Dortmund - Viele berühmte Geschichten erzählen von Gut und Böse, von Schuften und Helden: Mephisto und Faust, Joker und Batman, Räuber und Gendarm, Felix Magath und Manuel Neuer. Das Publikum verteilt Zuneigung und Ablehnung gern paritätisch, aber in den vergangenen Wochen hat es beim mediokren FCSchalke 04 mit dem heftig kritisierten Trainermanager Magath eigentlich bloß einen Buhmann gegeben und keinen echten Heroen mehr. Aus dem Revierderby in Dortmund ist nun Manuel Neuer einmal mehr als ein Held erwachsen, der in der akuten Schalker Vertrauenskrise die beim Trainer frei gewordenen Sympathien der Fans absorbiert. Der junge Torwart hat beim torlosen Remis derart bravourös die Bälle pariert, dass sogar der Dortmunder Innenverteidiger Mats Hummels ohne Rücksicht auf Befindlichkeiten im komplexen Verhältnis der beiden Klubs mitteilte: 'Leider haben wir gegen den weltbesten Torwart gespielt.'

Am Mittwoch gegen Italien

Am Freitagabend hatte Hummels das noch geärgert, aber schon an diesem Mittwoch könnte ihm Neuers phänomenale Form zugute kommen: wenn die beiden im Länderspiel gegen Italien gemeinsam Gegentore verhindern. Neuer, 24, wird dann schon wieder im Dortmunder Stadion das Tor hüten, denn Bundestrainer Joachim Löw hat ihm diesen Einsatz bereits zugesagt, es wird sein 16. Länderspiel. Neuer ist zurzeit der einzige Schalker in Löws Kader, dagegen stehen fünf Dortmunder Feldspieler. Aber dieses ungleiche Verhältnis zwischen den rivalisierenden Revierklubs macht den Schalker Torwart nicht nervös. 'Die Situation ist halt jetzt so', sagt er, 'vor ein paar Jahren waren es mehr Schalker, da waren überhaupt keine Dortmunder dabei.'

Fünf Dortmunder Nationalspieler hatten es im Derby trotz eines phasenweise berauschenden Offensivspiels nicht geschafft, den Schalker Nationaltorwart zu überwinden.
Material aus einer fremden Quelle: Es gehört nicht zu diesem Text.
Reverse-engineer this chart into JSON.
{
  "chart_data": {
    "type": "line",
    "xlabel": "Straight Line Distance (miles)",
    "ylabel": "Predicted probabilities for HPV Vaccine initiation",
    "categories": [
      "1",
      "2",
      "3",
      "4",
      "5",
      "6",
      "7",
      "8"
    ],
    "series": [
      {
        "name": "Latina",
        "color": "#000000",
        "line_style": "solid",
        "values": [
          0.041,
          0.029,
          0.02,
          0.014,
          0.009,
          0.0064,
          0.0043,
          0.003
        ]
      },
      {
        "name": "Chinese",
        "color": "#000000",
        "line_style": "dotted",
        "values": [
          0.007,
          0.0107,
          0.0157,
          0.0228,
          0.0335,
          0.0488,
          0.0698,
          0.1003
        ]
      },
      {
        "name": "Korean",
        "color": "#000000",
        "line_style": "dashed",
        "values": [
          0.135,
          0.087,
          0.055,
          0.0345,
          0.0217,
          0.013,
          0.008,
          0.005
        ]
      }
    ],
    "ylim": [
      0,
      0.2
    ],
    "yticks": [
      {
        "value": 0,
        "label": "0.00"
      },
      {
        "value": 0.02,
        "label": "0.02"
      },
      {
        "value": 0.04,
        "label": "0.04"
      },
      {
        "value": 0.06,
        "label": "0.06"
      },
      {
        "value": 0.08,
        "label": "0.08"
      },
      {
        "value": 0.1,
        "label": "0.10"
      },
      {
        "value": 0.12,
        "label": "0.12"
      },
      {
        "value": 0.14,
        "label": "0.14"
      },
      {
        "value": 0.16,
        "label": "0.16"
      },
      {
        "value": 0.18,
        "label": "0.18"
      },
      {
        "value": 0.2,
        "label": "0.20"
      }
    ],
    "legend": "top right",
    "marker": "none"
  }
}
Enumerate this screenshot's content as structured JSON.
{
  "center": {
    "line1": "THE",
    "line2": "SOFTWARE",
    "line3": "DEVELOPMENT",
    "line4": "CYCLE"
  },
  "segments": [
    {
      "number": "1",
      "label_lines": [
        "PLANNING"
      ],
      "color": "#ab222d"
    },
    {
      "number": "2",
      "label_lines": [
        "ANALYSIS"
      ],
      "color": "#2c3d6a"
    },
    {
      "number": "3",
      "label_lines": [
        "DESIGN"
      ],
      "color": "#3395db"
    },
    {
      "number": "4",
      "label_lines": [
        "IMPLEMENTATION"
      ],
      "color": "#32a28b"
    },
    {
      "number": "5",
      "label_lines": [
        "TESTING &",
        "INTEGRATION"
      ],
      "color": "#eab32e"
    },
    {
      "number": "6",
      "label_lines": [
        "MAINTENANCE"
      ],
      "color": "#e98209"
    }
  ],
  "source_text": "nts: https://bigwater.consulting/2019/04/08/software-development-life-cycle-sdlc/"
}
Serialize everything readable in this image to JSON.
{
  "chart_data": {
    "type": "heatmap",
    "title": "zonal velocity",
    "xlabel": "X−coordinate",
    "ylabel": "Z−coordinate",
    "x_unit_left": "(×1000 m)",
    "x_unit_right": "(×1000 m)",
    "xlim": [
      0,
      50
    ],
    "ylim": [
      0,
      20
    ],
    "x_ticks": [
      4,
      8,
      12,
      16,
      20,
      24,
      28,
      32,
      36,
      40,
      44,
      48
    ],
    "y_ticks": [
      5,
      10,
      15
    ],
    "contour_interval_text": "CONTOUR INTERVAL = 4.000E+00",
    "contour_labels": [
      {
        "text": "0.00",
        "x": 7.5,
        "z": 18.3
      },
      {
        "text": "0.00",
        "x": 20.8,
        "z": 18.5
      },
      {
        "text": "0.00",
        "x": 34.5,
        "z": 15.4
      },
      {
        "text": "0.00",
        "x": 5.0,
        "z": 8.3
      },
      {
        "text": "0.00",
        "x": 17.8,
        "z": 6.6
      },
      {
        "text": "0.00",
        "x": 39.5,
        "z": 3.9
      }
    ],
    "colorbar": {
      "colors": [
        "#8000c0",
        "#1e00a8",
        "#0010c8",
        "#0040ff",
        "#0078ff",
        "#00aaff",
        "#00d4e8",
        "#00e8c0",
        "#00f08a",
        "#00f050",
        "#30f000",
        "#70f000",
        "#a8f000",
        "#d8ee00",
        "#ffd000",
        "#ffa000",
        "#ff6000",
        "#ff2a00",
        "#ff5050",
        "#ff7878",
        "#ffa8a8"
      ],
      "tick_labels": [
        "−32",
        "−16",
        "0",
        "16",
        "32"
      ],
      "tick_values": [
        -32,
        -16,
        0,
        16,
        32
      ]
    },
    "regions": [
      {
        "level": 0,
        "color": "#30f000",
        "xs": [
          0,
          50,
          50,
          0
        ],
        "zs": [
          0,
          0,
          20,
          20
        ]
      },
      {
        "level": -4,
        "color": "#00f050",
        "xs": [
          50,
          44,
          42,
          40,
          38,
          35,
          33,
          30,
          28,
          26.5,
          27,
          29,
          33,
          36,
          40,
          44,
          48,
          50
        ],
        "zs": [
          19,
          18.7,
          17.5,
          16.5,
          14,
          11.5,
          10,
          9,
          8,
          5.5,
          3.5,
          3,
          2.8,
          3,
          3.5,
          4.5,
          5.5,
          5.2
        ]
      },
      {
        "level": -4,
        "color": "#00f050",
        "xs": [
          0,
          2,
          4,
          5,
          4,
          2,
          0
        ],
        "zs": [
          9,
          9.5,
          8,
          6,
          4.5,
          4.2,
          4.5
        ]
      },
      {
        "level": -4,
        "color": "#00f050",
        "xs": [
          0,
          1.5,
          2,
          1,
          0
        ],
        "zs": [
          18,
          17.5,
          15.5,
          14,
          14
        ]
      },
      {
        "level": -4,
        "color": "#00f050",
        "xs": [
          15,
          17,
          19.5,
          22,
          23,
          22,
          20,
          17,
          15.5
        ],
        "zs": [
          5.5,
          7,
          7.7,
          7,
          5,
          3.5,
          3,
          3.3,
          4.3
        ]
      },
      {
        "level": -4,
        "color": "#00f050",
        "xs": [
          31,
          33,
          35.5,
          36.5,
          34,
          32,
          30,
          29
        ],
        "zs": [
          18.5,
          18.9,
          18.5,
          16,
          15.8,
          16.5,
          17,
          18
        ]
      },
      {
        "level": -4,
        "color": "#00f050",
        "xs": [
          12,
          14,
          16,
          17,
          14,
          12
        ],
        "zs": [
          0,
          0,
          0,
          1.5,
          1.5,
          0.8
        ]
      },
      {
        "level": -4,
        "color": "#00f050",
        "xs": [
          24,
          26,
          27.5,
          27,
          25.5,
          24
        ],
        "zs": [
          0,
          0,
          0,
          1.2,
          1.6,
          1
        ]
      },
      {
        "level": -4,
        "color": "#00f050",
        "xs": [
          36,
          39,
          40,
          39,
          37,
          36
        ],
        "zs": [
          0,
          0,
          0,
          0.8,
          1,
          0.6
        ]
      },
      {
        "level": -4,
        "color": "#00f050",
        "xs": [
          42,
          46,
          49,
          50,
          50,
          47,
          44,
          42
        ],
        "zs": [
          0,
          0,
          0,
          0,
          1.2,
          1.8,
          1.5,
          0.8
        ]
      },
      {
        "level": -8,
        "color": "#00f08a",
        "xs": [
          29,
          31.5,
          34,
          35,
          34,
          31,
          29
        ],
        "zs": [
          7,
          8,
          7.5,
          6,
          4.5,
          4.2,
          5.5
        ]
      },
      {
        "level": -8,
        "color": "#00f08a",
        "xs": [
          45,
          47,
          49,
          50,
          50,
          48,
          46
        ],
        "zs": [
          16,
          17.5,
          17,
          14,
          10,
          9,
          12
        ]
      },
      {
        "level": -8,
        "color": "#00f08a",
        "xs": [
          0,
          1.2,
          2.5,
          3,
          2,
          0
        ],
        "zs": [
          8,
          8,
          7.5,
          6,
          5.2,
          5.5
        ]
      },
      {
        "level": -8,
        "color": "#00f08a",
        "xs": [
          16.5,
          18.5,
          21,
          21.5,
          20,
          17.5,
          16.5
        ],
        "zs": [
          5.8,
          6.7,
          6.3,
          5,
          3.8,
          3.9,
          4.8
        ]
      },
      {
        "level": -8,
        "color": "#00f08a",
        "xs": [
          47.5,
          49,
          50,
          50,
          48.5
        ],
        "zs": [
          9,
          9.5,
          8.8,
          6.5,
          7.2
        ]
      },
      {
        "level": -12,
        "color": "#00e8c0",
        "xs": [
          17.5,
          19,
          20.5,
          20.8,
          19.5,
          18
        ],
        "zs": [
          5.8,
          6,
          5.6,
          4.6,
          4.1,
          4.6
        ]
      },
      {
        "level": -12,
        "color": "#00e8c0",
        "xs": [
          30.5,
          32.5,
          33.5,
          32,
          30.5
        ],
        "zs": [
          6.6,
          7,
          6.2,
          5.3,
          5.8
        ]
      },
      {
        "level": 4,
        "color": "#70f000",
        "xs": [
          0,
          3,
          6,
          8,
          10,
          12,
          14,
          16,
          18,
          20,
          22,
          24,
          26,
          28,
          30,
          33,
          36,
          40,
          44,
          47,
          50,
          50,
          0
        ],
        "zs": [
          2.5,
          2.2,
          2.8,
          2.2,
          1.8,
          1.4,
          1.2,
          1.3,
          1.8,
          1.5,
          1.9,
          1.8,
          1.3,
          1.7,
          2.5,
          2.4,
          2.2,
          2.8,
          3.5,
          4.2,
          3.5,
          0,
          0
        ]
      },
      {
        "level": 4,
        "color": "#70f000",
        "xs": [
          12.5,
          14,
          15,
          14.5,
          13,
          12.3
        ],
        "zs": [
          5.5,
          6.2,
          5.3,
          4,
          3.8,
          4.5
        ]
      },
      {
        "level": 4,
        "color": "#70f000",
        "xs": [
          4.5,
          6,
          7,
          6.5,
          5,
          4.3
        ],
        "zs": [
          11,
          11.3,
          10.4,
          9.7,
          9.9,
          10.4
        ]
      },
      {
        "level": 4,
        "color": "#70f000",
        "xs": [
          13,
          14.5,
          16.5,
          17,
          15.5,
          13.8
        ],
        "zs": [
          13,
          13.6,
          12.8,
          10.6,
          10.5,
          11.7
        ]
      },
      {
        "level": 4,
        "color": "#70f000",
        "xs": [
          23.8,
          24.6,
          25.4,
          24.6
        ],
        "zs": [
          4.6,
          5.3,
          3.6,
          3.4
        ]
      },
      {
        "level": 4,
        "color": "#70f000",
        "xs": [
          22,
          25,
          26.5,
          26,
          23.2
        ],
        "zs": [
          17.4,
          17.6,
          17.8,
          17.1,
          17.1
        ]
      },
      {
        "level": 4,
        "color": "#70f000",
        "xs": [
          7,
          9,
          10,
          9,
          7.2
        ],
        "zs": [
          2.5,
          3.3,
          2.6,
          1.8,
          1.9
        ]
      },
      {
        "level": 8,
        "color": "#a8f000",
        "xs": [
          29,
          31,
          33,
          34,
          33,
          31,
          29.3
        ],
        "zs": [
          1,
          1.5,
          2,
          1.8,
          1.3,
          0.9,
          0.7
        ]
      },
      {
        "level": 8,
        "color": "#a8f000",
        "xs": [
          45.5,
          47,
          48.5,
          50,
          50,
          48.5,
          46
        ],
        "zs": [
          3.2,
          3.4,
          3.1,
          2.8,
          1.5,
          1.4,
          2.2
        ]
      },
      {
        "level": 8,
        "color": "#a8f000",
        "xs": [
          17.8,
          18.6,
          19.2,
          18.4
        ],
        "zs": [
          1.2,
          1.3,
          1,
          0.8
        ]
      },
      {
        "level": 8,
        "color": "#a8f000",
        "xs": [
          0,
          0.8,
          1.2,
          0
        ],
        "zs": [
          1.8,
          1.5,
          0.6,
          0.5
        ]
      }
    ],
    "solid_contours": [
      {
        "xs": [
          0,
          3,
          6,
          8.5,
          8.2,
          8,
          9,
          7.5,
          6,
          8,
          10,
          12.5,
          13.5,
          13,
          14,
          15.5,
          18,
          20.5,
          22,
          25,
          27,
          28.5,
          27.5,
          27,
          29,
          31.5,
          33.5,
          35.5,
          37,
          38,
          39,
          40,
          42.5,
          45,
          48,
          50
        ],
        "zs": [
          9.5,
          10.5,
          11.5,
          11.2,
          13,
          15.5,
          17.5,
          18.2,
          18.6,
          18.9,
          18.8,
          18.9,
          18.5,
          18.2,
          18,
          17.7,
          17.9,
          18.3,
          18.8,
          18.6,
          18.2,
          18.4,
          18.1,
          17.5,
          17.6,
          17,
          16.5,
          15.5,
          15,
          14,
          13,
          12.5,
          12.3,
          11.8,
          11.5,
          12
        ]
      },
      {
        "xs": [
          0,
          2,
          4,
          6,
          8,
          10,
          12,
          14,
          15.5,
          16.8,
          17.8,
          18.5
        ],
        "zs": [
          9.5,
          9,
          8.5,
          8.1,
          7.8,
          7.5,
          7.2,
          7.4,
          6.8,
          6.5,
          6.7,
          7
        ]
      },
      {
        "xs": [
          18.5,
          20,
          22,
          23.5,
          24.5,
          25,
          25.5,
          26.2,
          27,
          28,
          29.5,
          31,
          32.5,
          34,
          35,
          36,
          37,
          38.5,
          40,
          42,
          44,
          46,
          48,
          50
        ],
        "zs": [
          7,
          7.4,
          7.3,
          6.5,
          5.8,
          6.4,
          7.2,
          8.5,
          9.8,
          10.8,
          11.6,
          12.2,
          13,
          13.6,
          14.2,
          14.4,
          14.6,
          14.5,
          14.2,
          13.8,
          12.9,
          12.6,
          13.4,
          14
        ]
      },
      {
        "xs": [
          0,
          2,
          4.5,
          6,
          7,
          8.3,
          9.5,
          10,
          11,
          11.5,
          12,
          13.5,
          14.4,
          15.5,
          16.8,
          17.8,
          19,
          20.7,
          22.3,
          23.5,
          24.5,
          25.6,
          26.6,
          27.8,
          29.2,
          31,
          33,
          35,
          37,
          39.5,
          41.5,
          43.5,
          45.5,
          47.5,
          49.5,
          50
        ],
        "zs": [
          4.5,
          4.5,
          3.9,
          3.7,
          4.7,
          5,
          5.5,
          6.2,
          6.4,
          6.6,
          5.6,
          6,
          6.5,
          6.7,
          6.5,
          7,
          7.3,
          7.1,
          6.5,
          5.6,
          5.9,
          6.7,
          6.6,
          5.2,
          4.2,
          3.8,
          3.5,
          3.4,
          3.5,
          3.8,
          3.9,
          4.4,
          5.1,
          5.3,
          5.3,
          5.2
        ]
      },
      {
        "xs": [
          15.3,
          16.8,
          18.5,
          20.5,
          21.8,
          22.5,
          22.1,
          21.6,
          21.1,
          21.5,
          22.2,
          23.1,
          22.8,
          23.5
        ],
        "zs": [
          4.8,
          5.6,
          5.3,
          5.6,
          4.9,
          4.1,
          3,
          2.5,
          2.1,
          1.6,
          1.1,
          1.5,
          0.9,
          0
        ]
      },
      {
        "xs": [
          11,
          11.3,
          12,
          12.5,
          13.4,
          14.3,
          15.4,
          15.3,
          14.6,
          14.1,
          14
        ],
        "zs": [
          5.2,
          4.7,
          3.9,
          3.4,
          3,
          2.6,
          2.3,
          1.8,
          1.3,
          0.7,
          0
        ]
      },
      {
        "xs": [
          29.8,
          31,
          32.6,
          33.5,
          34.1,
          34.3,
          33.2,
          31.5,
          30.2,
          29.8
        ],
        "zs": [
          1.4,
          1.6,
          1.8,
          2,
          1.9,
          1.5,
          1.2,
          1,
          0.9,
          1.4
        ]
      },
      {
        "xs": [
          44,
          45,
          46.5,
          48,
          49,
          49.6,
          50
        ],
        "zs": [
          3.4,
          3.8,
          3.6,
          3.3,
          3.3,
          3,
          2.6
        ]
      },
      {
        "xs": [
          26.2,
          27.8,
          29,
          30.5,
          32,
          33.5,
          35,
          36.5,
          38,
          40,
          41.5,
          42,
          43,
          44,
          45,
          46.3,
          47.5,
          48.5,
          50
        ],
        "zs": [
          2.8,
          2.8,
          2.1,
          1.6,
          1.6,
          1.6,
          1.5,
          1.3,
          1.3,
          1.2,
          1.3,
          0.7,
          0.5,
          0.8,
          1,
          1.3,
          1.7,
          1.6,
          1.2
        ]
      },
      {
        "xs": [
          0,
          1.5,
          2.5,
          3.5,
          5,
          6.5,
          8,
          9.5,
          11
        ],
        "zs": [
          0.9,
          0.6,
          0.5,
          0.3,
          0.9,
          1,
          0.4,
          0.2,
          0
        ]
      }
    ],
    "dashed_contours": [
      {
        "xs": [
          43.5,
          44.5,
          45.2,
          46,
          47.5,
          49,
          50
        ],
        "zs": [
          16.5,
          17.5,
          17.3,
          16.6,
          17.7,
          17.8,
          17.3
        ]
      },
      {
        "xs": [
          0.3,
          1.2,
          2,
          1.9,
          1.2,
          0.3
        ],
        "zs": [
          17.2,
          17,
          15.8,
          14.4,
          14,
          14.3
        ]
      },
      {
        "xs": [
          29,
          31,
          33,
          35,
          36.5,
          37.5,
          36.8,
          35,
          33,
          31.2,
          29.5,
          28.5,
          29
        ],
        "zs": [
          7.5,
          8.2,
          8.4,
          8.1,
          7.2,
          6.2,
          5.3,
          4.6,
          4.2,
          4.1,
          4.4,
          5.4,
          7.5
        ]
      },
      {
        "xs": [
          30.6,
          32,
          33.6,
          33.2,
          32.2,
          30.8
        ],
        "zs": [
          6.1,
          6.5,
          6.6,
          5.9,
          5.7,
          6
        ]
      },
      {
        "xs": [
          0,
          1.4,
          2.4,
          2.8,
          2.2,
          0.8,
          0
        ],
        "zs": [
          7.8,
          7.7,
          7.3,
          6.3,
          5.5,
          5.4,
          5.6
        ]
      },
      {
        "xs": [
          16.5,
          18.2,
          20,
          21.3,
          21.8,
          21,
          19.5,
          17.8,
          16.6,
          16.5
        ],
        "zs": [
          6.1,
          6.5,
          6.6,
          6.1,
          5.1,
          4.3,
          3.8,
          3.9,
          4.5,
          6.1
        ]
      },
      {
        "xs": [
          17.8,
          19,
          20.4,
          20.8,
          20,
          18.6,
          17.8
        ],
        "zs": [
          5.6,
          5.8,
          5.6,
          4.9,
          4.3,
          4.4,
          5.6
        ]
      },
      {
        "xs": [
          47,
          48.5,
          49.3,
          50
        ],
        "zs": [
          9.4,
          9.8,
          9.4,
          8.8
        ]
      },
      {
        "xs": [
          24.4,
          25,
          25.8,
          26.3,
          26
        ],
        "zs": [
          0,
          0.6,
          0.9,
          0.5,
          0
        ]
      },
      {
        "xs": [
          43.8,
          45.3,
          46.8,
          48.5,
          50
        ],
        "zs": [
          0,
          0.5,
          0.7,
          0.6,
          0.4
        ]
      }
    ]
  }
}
Ein halbes Dutzend Mal rettete Neuer seine fragile Abwehr artistisch aus der Bredouille, je ein Mal sah er Lucas Barrios und Mario Götze an den Pfosten schießen. 'Wir hatten es eigentlich nicht verdient, hier einen Punkt zu holen, das ist ganz klar', sagte Neuer, aber wichtig fand er den Schalker Teilerfolg gerade deswegen; 'Es ist bei uns im Moment nicht einfach', gestand er, 'deshalb war dieses Null-zu-null für uns ein wichtiges Erfolgserlebnis.'

Neuers Trainer Felix Magath ist in diesen Tagen vor allem mit Trotzreaktionen beschäftigt. Er muss sich von Fans und Medien allerhand Vorwürfe anhören, weil er in eineinhalb Jahren mehr als 30Spieler verpflichtet hat ('E waren 34, nicht 61 und auch nicht 40, sondern 34!') und mit seiner jüngsten Akquisition der Veteranen Ali Karimi, 32, und Angelos Charisteas (Magath: 'Ich hoffe, dass ich sie nie einsetzen muss, denn sie sind nur eine Art Versicherung') beim hochverschuldeten FC Schalke 04 den Eindruck wirrer Kaufwut erweckt hat. Konzeptlosigkeit bestreitet Magath allerdings heftig ('Wir sind im Plan') und betont, er wolle weiterhin bis 2013 mit Schalke Meister werden. Deutscher Meister.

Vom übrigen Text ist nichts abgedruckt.